Dally wrote:I asked my questions first. I have also done so above.
And I have explained to you, in the simplest terms that I could manage, that the wider the income gap, the more the cost to the state in terms of lower social outcomes.
Dally wrote:What do you think will happen if that state of affairs is not addressed?
As has been pointed out, you're quite clearly confused about matters such as GDP etc.
And are you really suggesting that, for instance, the UK should increase aid so as 'level the playing field', as you seem to see it?
Or what? We stop, for instance, selling lots of financial services and let the Chinese or the Indians do it instead?
Or are you seriously suggesting that we cut healthcare and education etc?
What you refuse utterly to deal with in all this is the actual, real-time consequences.
Do you imagine it would suddenly be nice and cheap if people just happen to be bounced out of their homes on to the street because they don't earn enough to keep a roof over their heads and government decides it'll do away with housing benefits? Or if we'd just butcher education and health spending, even though we'd then be consequently less productive?
Perhaps we should cut pensions? Maybe just send the retired off into the wilderness to die and stop eating up valuable resources?
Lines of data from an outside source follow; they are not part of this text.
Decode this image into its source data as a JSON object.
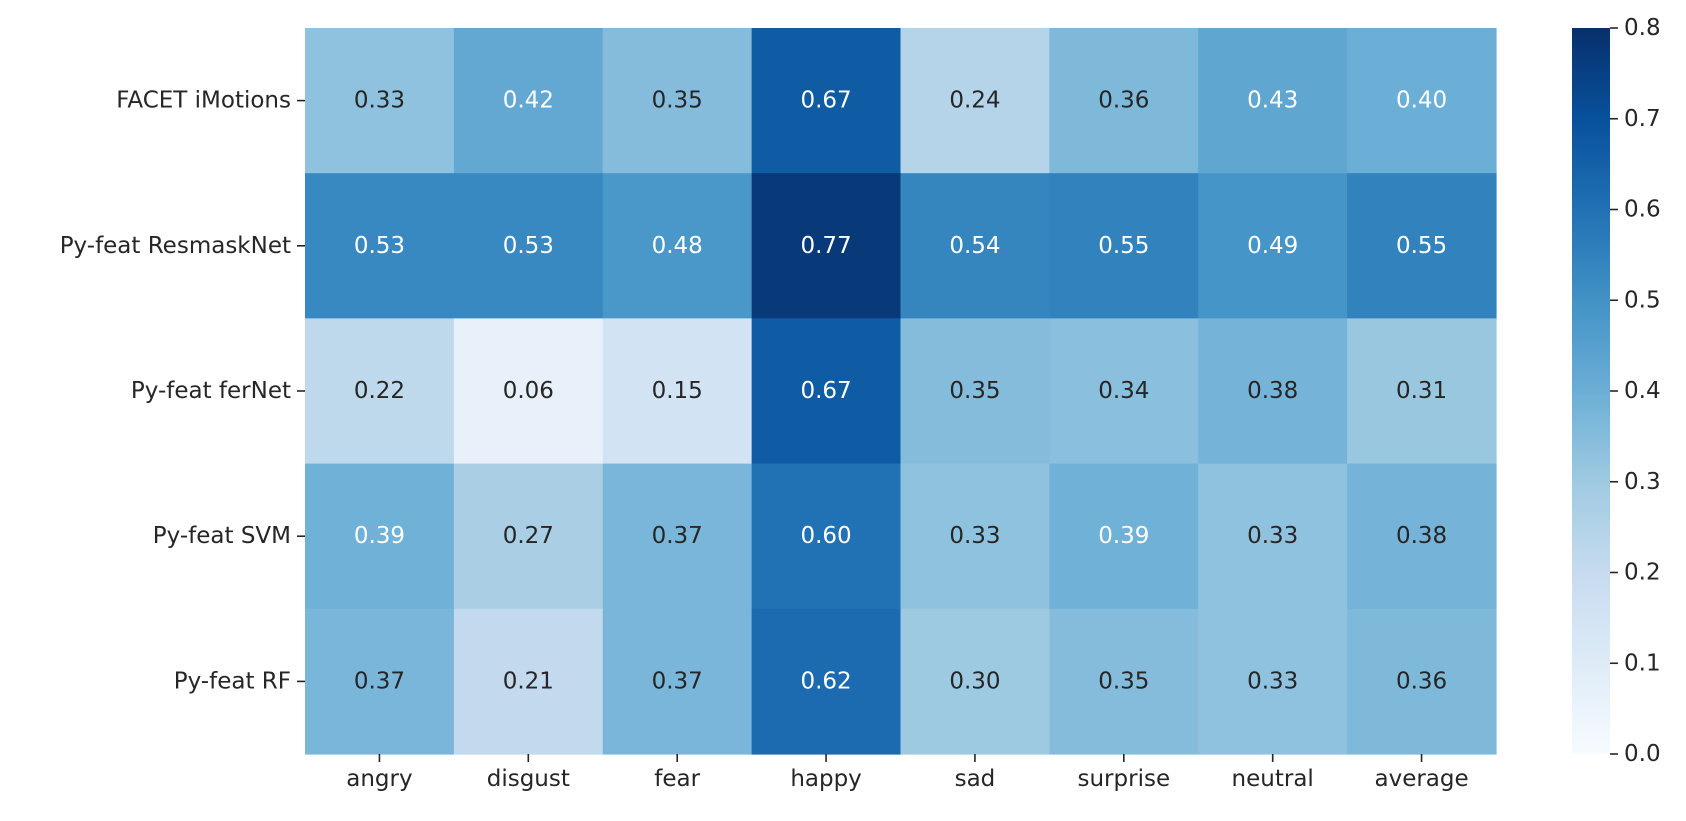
{
  "chart_data": {
    "type": "heatmap",
    "title": "",
    "xlabel": "",
    "ylabel": "",
    "x_categories": [
      "angry",
      "disgust",
      "fear",
      "happy",
      "sad",
      "surprise",
      "neutral",
      "average"
    ],
    "y_categories": [
      "FACET iMotions",
      "Py-feat ResmaskNet",
      "Py-feat ferNet",
      "Py-feat SVM",
      "Py-feat RF"
    ],
    "values": [
      [
        0.33,
        0.42,
        0.35,
        0.67,
        0.24,
        0.36,
        0.43,
        0.4
      ],
      [
        0.53,
        0.53,
        0.48,
        0.77,
        0.54,
        0.55,
        0.49,
        0.55
      ],
      [
        0.22,
        0.06,
        0.15,
        0.67,
        0.35,
        0.34,
        0.38,
        0.31
      ],
      [
        0.39,
        0.27,
        0.37,
        0.6,
        0.33,
        0.39,
        0.33,
        0.38
      ],
      [
        0.37,
        0.21,
        0.37,
        0.62,
        0.3,
        0.35,
        0.33,
        0.36
      ]
    ],
    "value_labels": [
      [
        "0.33",
        "0.42",
        "0.35",
        "0.67",
        "0.24",
        "0.36",
        "0.43",
        "0.40"
      ],
      [
        "0.53",
        "0.53",
        "0.48",
        "0.77",
        "0.54",
        "0.55",
        "0.49",
        "0.55"
      ],
      [
        "0.22",
        "0.06",
        "0.15",
        "0.67",
        "0.35",
        "0.34",
        "0.38",
        "0.31"
      ],
      [
        "0.39",
        "0.27",
        "0.37",
        "0.60",
        "0.33",
        "0.39",
        "0.33",
        "0.38"
      ],
      [
        "0.37",
        "0.21",
        "0.37",
        "0.62",
        "0.30",
        "0.35",
        "0.33",
        "0.36"
      ]
    ],
    "colorbar": {
      "range": [
        0.0,
        0.8
      ],
      "ticks": [
        0.0,
        0.1,
        0.2,
        0.3,
        0.4,
        0.5,
        0.6,
        0.7,
        0.8
      ],
      "tick_labels": [
        "0.0",
        "0.1",
        "0.2",
        "0.3",
        "0.4",
        "0.5",
        "0.6",
        "0.7",
        "0.8"
      ],
      "colormap": "Blues",
      "colormap_stops": [
        "#f7fbff",
        "#deebf7",
        "#c6dbef",
        "#9ecae1",
        "#6baed6",
        "#4292c6",
        "#2171b5",
        "#08519c",
        "#08306b"
      ]
    },
    "annotation_colors": {
      "dark": "#262626",
      "light": "#ffffff"
    },
    "grid": false,
    "legend": "colorbar-right"
  }
}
I repeat, because I have been asking this for weeks if not months, and you're just one of many who ignores it: the evidence shows that the wider the income gap, the poorer the social outcomes for ALL of a society. And those poorer social outcomes come at a financial cost too.
Next, for someone who has posted many times on this forum about the need for people (well, not himself, obviously) to become religious again in order to make them behave better, you could do with showing some sense of morals/ethics yourself.
At present, your entire line seems to be that if Big Business and Big Finance tell you something, you swallow it hook line and sinker, and are then entirely happy for your fellow citizens to suffer,.
You never have a single concrete answer to that suffering; ever, or to how far you think people who blameless for the financial crisis can be pushed and what will happen if they keep on being pushed.
Dally wrote:Do you think it's fair that we have so much of the cake when others have so little?
The bulk of the global 'cake', if you insist on such an analogy, is held by a very, very small percentage of the population/companies/banks: and the ordinary working people of this country are not included any more than the ordinary working people of any other countries are included.
Merkel is a conservative who will never easily admit that the major problem is the power of transnational and multination corporates, and the era's dominant political-economic ideology that has worked to put an ever-increasing share of that bleedin' cake into the hands of fewer and fewer people.
Different shares of the cake? Happily. Let's sort out big business and big finance then, which is ripping off people around the world and then playing them off against each other.
Dally wrote:Do you really think that the global cake will expand to c.7 times its current level in the short-term so that we can justify that level of spending based on your concept of what's fair?
See your previous question and my previous answer. It wouldn't need to if big business and big finance behaved with human decency at their core, and if sustainability and the long-term were considered as opposed to short-term profit that puts human beings as the least important part of the equation.